Director Ross Turnbull will be present for a short Q&A after the screening

Nov 17, 2015

Isabel by Paul Almond Bytowne Cinema Jan. 20th


Directed by Paul Almond
Bytowne Cinema, Jan. 20th
1968, Rated PG, 110mins, 35mm print!

dir: Paul Almond, 108mins, 1968, 35mm print (PG)

Starring Geneviève Bujold, Therese Cadorette, Gerard Parkes, Marc Strange, and Al Waxman.
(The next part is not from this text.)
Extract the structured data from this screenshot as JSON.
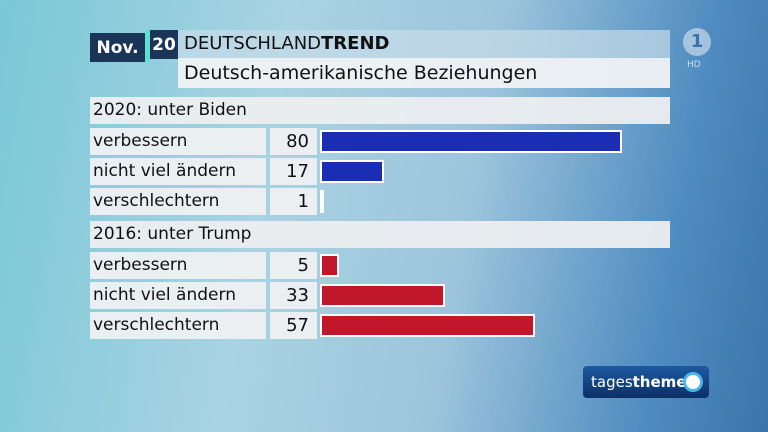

Isabel is an intense and spooky psychological thriller written,
produced, and directed by Paul Almond. It stars the luminously
beautiful Geneviève Bujold as a young woman who returns to her
childhood home in the Gaspé region of Quebec to attend a funeral.
There, she starts experiencing a series of supernatural visions
forcing her to confront the dark secrets of her family's past. Her
co-stars include Therese Cadorette (La Famille Plouffe) as her sister Estelle, Gerard Parkes (The Boondock Saints) as her eccentric uncle Matthew, Marc Strange (The Forest Rangers) as a mysterious stranger,  and a young Al Waxman (The King of Kensington) as a creepy childhood

Isabel was the first Canadian feature film funded and distributed by
Paramount Pictures. Upon its release it received mostly stellar
notices and was favorably compared to the works of Ingmar Bergman and
Alfred Hitchcock, both for its stunning, stark photography, and its
dark psychological themes of sexual repression and violence. New York
Magazine film critic Judith Crist called it a "A beautiful and
exciting film...brilliantly cinematic". It won five prizes at the
Canadian Film Awards, including four of the top ones: Best Actress
(Bujold), Best Actor (Gerard Parkes), Best Editing and Best
Photography. The Directors Guild of America also nominated Almond for
their Best Director Award.

At the time of Isabel's release director Almond was best known as a
veteran TV producer and director who had worked in extensively in
Canada, England, and the United States. Over his long career he
directed six feature films and over 130 television TV shows and
teleplays, including a version of MacBeth starring Sean Connery. In
England he was the creator and director of the first film in the "7Up"
documentary series. The production of Isabel in the late 1960's was
his attempt to build a sophisticated art cinema in Canada comparable
to what was going on in Europe. Isabel was the first of a loose
trilogy of films including The Act of the Heart (1970) and Journey
(1972). Almond was given a Lifetime Achievement Award by the Directors
Guild of Canada in 2007.

During the 1970's Isabel lived on in screenings on CBC, but it slowly
fell into obscurity. Despite its acclaim, it remains unavailable on
streaming services or DVD. This screening will be projected from an
archival 35mm film print from the collection of Library and Archives
Canada, screened with permission from Paramount Pictures and presented

by the Lost Dominion Screening Collective.